In den Krankenhausplan 2012 sind 39 Krankenhäuser - inklusive der Tageskliniken - mit 9.894 Betten und 969 Tagesklinikplätzen entsprechend der Fachrichtung aufgenommen. Mit einer Bettenziffer von rund 63,5 Betten pro 10.000 Einwohner liegt das Land im Bundesdurchschnitt von 61,5. Die Verweildauer in den Krankenhäusern ging von 9,9 Tagen im Jahr 1996 auf 7,5 Tage im Jahr 2010 zurück.

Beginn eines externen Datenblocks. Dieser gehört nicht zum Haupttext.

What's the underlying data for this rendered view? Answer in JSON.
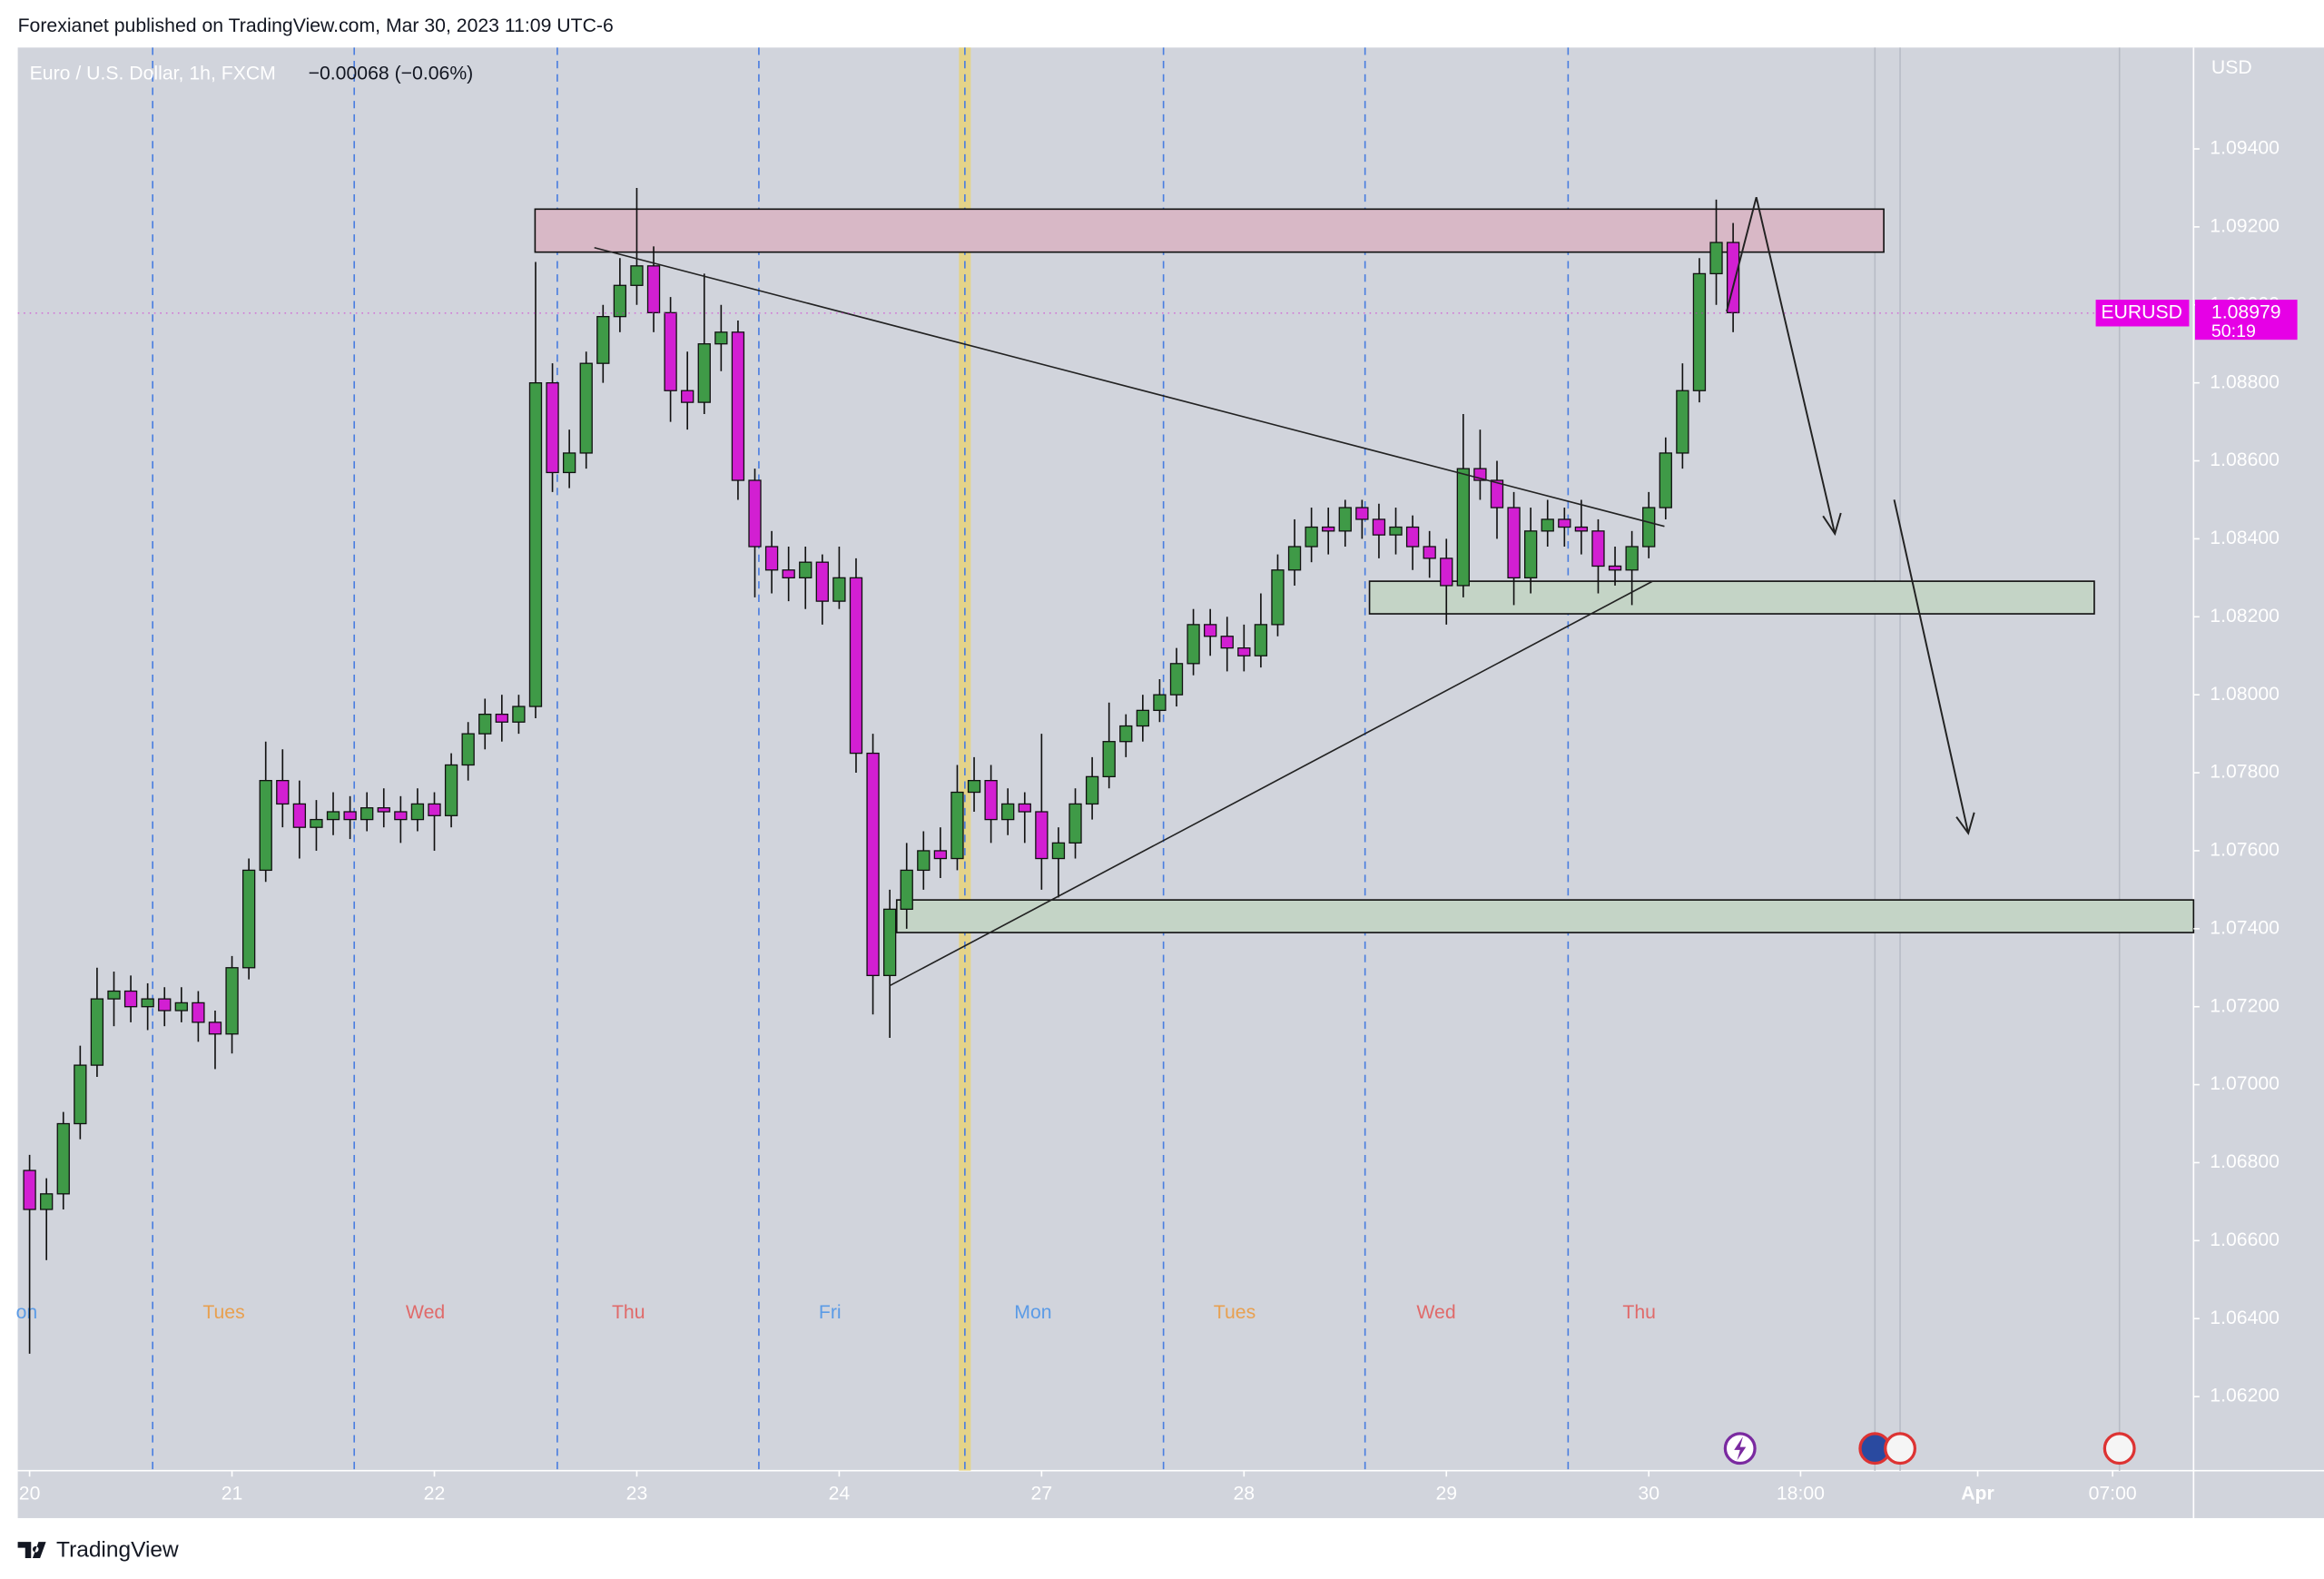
{
  "header": {
    "published": "Forexianet published on TradingView.com, Mar 30, 2023 11:09 UTC-6"
  },
  "footer": {
    "brand": "TradingView"
  },
  "chart_data": {
    "type": "candlestick",
    "title": "Euro / U.S. Dollar, 1h, FXCM",
    "change": "−0.00068 (−0.06%)",
    "currency": "USD",
    "symbol": "EURUSD",
    "last_price": 1.08979,
    "countdown": "50:19",
    "session_labels": [
      "on",
      "Tues",
      "Wed",
      "Thu",
      "Fri",
      "Mon",
      "Tues",
      "Wed",
      "Thu"
    ],
    "up_color": "#3f9a47",
    "down_color": "#d21fd2",
    "grid": false,
    "xlim": [
      -1.4,
      256.6
    ],
    "xticks": [
      {
        "value": 0,
        "label": "20"
      },
      {
        "value": 24,
        "label": "21"
      },
      {
        "value": 48,
        "label": "22"
      },
      {
        "value": 72,
        "label": "23"
      },
      {
        "value": 96,
        "label": "24"
      },
      {
        "value": 120,
        "label": "27"
      },
      {
        "value": 144,
        "label": "28"
      },
      {
        "value": 168,
        "label": "29"
      },
      {
        "value": 192,
        "label": "30"
      },
      {
        "value": 210,
        "label": "18:00"
      },
      {
        "value": 231,
        "label": "Apr"
      },
      {
        "value": 247,
        "label": "07:00"
      }
    ],
    "ylim": [
      1.0601,
      1.0966
    ],
    "yticks": [
      {
        "value": 1.062,
        "label": "1.06200"
      },
      {
        "value": 1.064,
        "label": "1.06400"
      },
      {
        "value": 1.066,
        "label": "1.06600"
      },
      {
        "value": 1.068,
        "label": "1.06800"
      },
      {
        "value": 1.07,
        "label": "1.07000"
      },
      {
        "value": 1.072,
        "label": "1.07200"
      },
      {
        "value": 1.074,
        "label": "1.07400"
      },
      {
        "value": 1.076,
        "label": "1.07600"
      },
      {
        "value": 1.078,
        "label": "1.07800"
      },
      {
        "value": 1.08,
        "label": "1.08000"
      },
      {
        "value": 1.082,
        "label": "1.08200"
      },
      {
        "value": 1.084,
        "label": "1.08400"
      },
      {
        "value": 1.086,
        "label": "1.08600"
      },
      {
        "value": 1.088,
        "label": "1.08800"
      },
      {
        "value": 1.09,
        "label": "1.09000"
      },
      {
        "value": 1.092,
        "label": "1.09200"
      },
      {
        "value": 1.094,
        "label": "1.09400"
      }
    ],
    "x": [
      0,
      2,
      4,
      6,
      8,
      10,
      12,
      14,
      16,
      18,
      20,
      22,
      24,
      26,
      28,
      30,
      32,
      34,
      36,
      38,
      40,
      42,
      44,
      46,
      48,
      50,
      52,
      54,
      56,
      58,
      60,
      62,
      64,
      66,
      68,
      70,
      72,
      74,
      76,
      78,
      80,
      82,
      84,
      86,
      88,
      90,
      92,
      94,
      96,
      98,
      100,
      102,
      104,
      106,
      108,
      110,
      112,
      114,
      116,
      118,
      120,
      122,
      124,
      126,
      128,
      130,
      132,
      134,
      136,
      138,
      140,
      142,
      144,
      146,
      148,
      150,
      152,
      154,
      156,
      158,
      160,
      162,
      164,
      166,
      168,
      170,
      172,
      174,
      176,
      178,
      180,
      182,
      184,
      186,
      188,
      190,
      192,
      194,
      196,
      198,
      200,
      202
    ],
    "open": [
      1.0678,
      1.0668,
      1.0672,
      1.069,
      1.0705,
      1.0722,
      1.0724,
      1.072,
      1.0722,
      1.0719,
      1.0721,
      1.0716,
      1.0713,
      1.073,
      1.0755,
      1.0778,
      1.0772,
      1.0766,
      1.0768,
      1.077,
      1.0768,
      1.0771,
      1.077,
      1.0768,
      1.0772,
      1.0769,
      1.0782,
      1.079,
      1.0795,
      1.0793,
      1.0797,
      1.088,
      1.0857,
      1.0862,
      1.0885,
      1.0897,
      1.0905,
      1.091,
      1.0898,
      1.0878,
      1.0875,
      1.089,
      1.0893,
      1.0855,
      1.0838,
      1.0832,
      1.083,
      1.0834,
      1.0824,
      1.083,
      1.0785,
      1.0728,
      1.0745,
      1.0755,
      1.076,
      1.0758,
      1.0775,
      1.0778,
      1.0768,
      1.0772,
      1.077,
      1.0758,
      1.0762,
      1.0772,
      1.0779,
      1.0788,
      1.0792,
      1.0796,
      1.08,
      1.0808,
      1.0818,
      1.0815,
      1.0812,
      1.081,
      1.0818,
      1.0832,
      1.0838,
      1.0843,
      1.0842,
      1.0848,
      1.0845,
      1.0841,
      1.0843,
      1.0838,
      1.0835,
      1.0828,
      1.0858,
      1.0855,
      1.0848,
      1.083,
      1.0842,
      1.0845,
      1.0843,
      1.0842,
      1.0833,
      1.0832,
      1.0838,
      1.0848,
      1.0862,
      1.0878,
      1.0908,
      1.0916
    ],
    "high": [
      1.0682,
      1.0676,
      1.0693,
      1.071,
      1.073,
      1.0729,
      1.0728,
      1.0726,
      1.0725,
      1.0725,
      1.0724,
      1.0719,
      1.0733,
      1.0758,
      1.0788,
      1.0786,
      1.0778,
      1.0773,
      1.0775,
      1.0774,
      1.0775,
      1.0776,
      1.0774,
      1.0776,
      1.0775,
      1.0785,
      1.0793,
      1.0799,
      1.08,
      1.08,
      1.0911,
      1.0885,
      1.0868,
      1.0888,
      1.09,
      1.0912,
      1.093,
      1.0915,
      1.0902,
      1.0888,
      1.0908,
      1.09,
      1.0896,
      1.0858,
      1.0842,
      1.0838,
      1.0838,
      1.0836,
      1.0838,
      1.0835,
      1.079,
      1.075,
      1.0762,
      1.0765,
      1.0766,
      1.0782,
      1.0784,
      1.0782,
      1.0776,
      1.0775,
      1.079,
      1.0766,
      1.0776,
      1.0784,
      1.0798,
      1.0795,
      1.08,
      1.0804,
      1.0812,
      1.0822,
      1.0822,
      1.082,
      1.0818,
      1.0826,
      1.0836,
      1.0845,
      1.0848,
      1.0848,
      1.085,
      1.085,
      1.0849,
      1.0848,
      1.0846,
      1.0842,
      1.084,
      1.0872,
      1.0868,
      1.086,
      1.0852,
      1.0848,
      1.085,
      1.0848,
      1.085,
      1.0845,
      1.0838,
      1.0842,
      1.0852,
      1.0866,
      1.0885,
      1.0912,
      1.0927,
      1.0921
    ],
    "low": [
      1.0631,
      1.0655,
      1.0668,
      1.0686,
      1.0702,
      1.0715,
      1.0716,
      1.0714,
      1.0715,
      1.0716,
      1.0711,
      1.0704,
      1.0708,
      1.0727,
      1.0752,
      1.0766,
      1.0758,
      1.076,
      1.0764,
      1.0763,
      1.0765,
      1.0766,
      1.0762,
      1.0765,
      1.076,
      1.0766,
      1.0778,
      1.0786,
      1.0788,
      1.079,
      1.0794,
      1.0852,
      1.0853,
      1.0858,
      1.088,
      1.0893,
      1.09,
      1.0893,
      1.087,
      1.0868,
      1.0872,
      1.0883,
      1.085,
      1.0825,
      1.0826,
      1.0824,
      1.0822,
      1.0818,
      1.0822,
      1.078,
      1.0718,
      1.0712,
      1.074,
      1.075,
      1.0753,
      1.0755,
      1.077,
      1.0762,
      1.0764,
      1.0762,
      1.075,
      1.0748,
      1.0758,
      1.0768,
      1.0776,
      1.0784,
      1.0788,
      1.0793,
      1.0797,
      1.0805,
      1.081,
      1.0806,
      1.0806,
      1.0807,
      1.0815,
      1.0828,
      1.0834,
      1.0836,
      1.0838,
      1.084,
      1.0835,
      1.0836,
      1.0832,
      1.083,
      1.0818,
      1.0825,
      1.085,
      1.084,
      1.0823,
      1.0826,
      1.0838,
      1.0838,
      1.0836,
      1.0826,
      1.0828,
      1.0823,
      1.0835,
      1.0845,
      1.0858,
      1.0875,
      1.09,
      1.0893
    ],
    "close": [
      1.0668,
      1.0672,
      1.069,
      1.0705,
      1.0722,
      1.0724,
      1.072,
      1.0722,
      1.0719,
      1.0721,
      1.0716,
      1.0713,
      1.073,
      1.0755,
      1.0778,
      1.0772,
      1.0766,
      1.0768,
      1.077,
      1.0768,
      1.0771,
      1.077,
      1.0768,
      1.0772,
      1.0769,
      1.0782,
      1.079,
      1.0795,
      1.0793,
      1.0797,
      1.088,
      1.0857,
      1.0862,
      1.0885,
      1.0897,
      1.0905,
      1.091,
      1.0898,
      1.0878,
      1.0875,
      1.089,
      1.0893,
      1.0855,
      1.0838,
      1.0832,
      1.083,
      1.0834,
      1.0824,
      1.083,
      1.0785,
      1.0728,
      1.0745,
      1.0755,
      1.076,
      1.0758,
      1.0775,
      1.0778,
      1.0768,
      1.0772,
      1.077,
      1.0758,
      1.0762,
      1.0772,
      1.0779,
      1.0788,
      1.0792,
      1.0796,
      1.08,
      1.0808,
      1.0818,
      1.0815,
      1.0812,
      1.081,
      1.0818,
      1.0832,
      1.0838,
      1.0843,
      1.0842,
      1.0848,
      1.0845,
      1.0841,
      1.0843,
      1.0838,
      1.0835,
      1.0828,
      1.0858,
      1.0855,
      1.0848,
      1.083,
      1.0842,
      1.0845,
      1.0843,
      1.0842,
      1.0833,
      1.0832,
      1.0838,
      1.0848,
      1.0862,
      1.0878,
      1.0908,
      1.0916,
      1.0898
    ]
  }
}
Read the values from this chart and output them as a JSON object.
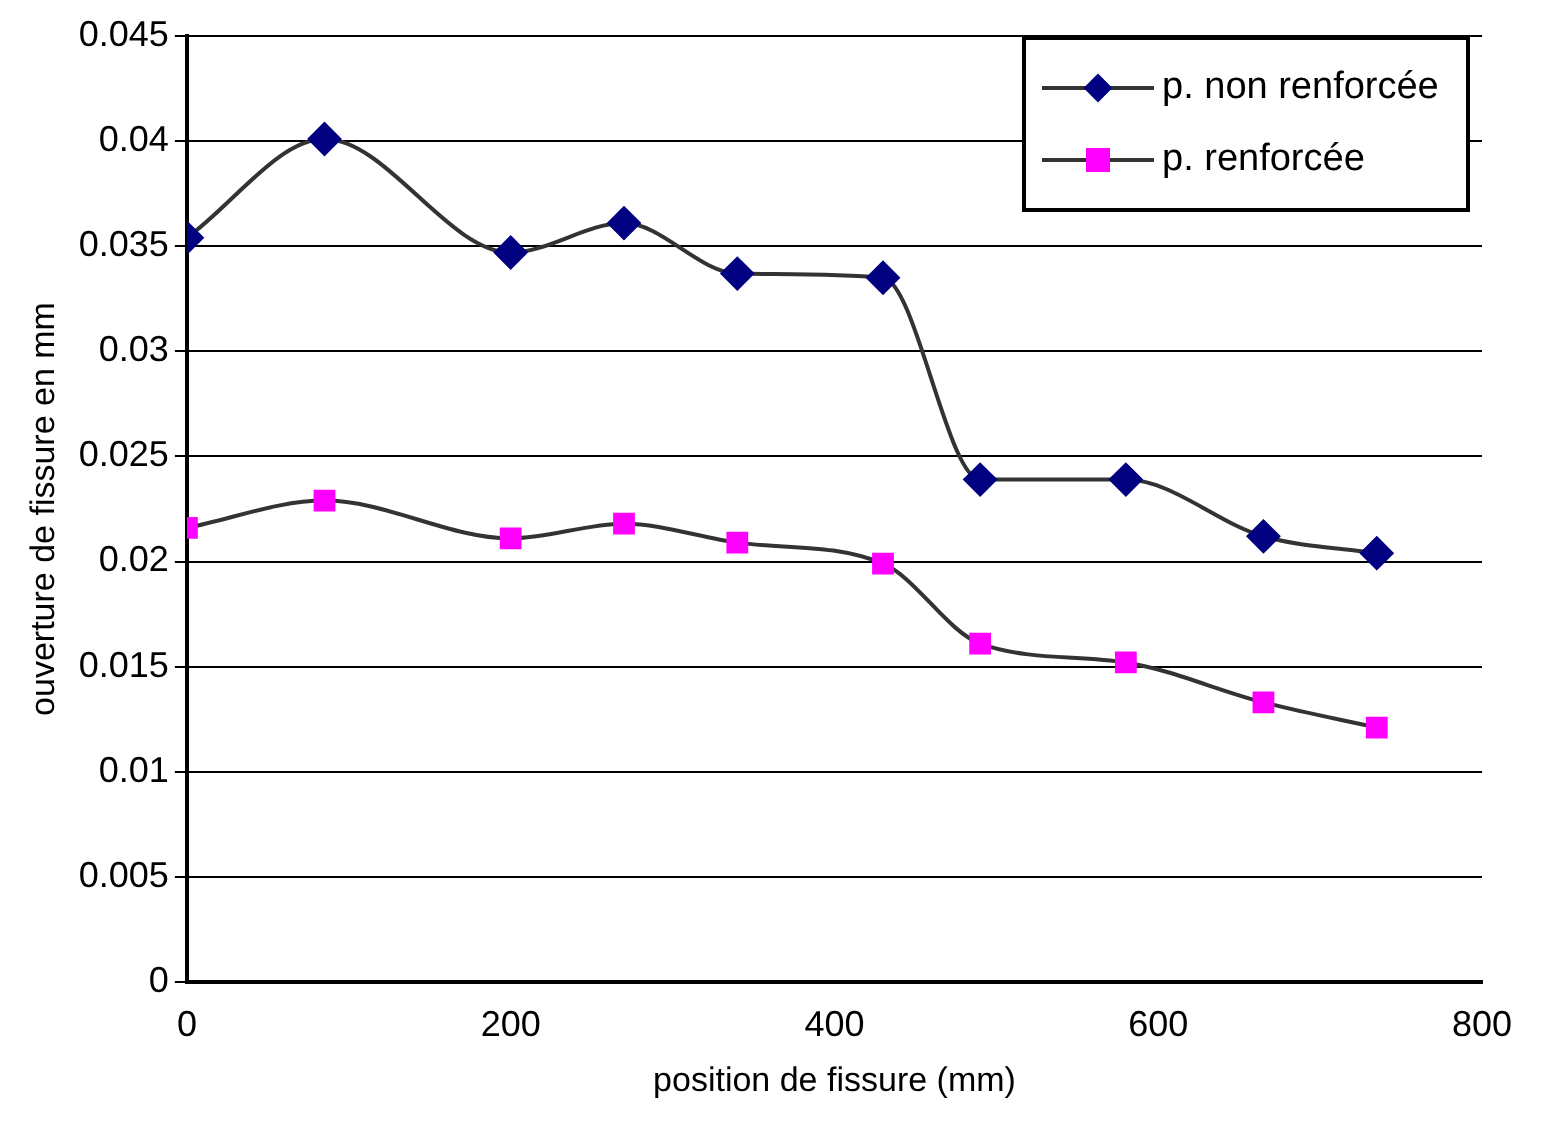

Mecklenburg-Vorpommern steht vor einem grundlegenden demografischen Wandel. In den nächsten Jahren wird die Bevölkerung von jetzt 1.642.000 auf etwa 1.537.000 Einwohner zurückgehen. Damit ist Ziel des aktuellen Krankenhausplans des Landes Mecklenburg-Vorpommern die Sicherstellung einer bedarfsgerechten und wohnortnahen medizinischen Versorgung der Bevölkerung. Im Vordergrund stehen damit die wirtschaftliche Sicherung und die Stärkung der Eigenverantwortung der Krankenhäuser. Die großen Investitionen der Vergangenheit sollen bewahrt und die Versorgung gerade in ländlichen Regionen gesichert werden.